Welcome to Issue 17 of the Science Museum Group Journal. Here James Mansell et al explore how audiences can engage with sound objects through listening; Sophie Vohra traces the complex meanings behind commemorative celebrations of the Stockton and Darlington Railway and Efram Sera-Shriar goes back to the original photographic material to re-examine Harry Price’s famous investigation of spiritualist William Hope. Two space objects are discussed in depth – the Black Arrow rocket (by Doug Millard) and the BepiColombo model (by Abigail McKinnon), while Meredith Greiling reflects on curatorial challenges in collecting contemporary transport.

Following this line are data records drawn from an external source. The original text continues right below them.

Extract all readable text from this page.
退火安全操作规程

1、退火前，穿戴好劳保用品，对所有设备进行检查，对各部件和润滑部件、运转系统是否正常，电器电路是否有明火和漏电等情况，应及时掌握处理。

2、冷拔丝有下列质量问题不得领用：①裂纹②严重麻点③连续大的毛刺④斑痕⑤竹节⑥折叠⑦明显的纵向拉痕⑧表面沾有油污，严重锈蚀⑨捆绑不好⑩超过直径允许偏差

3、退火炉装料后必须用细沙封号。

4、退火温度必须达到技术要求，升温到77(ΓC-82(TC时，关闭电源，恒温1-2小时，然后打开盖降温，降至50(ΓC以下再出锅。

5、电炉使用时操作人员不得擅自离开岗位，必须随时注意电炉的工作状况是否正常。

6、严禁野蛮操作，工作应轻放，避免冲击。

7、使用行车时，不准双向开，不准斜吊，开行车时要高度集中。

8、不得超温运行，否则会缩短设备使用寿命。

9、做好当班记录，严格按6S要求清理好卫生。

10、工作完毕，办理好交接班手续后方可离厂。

An article by Elizabeth Bruton et al focusing on the Zygalski sheet (a tool developed by Polish code-breakers to help crack the Enigma code) gives this achievement deserved attention, while also considering the role of reconstructed objects within exhibitions. The issue is rounded off with two book reviews – Shelly Saggar’s reflections on Jack Davy’s Native Americans in British Museums, and Sara Stradal’s discussion of Volume 16 in the Studies in the Visual Culture of the Middles Ages (edited by Marcia Kupfer, Adam S Cohen and J H Chajes), which explores the visualisation of knowledge.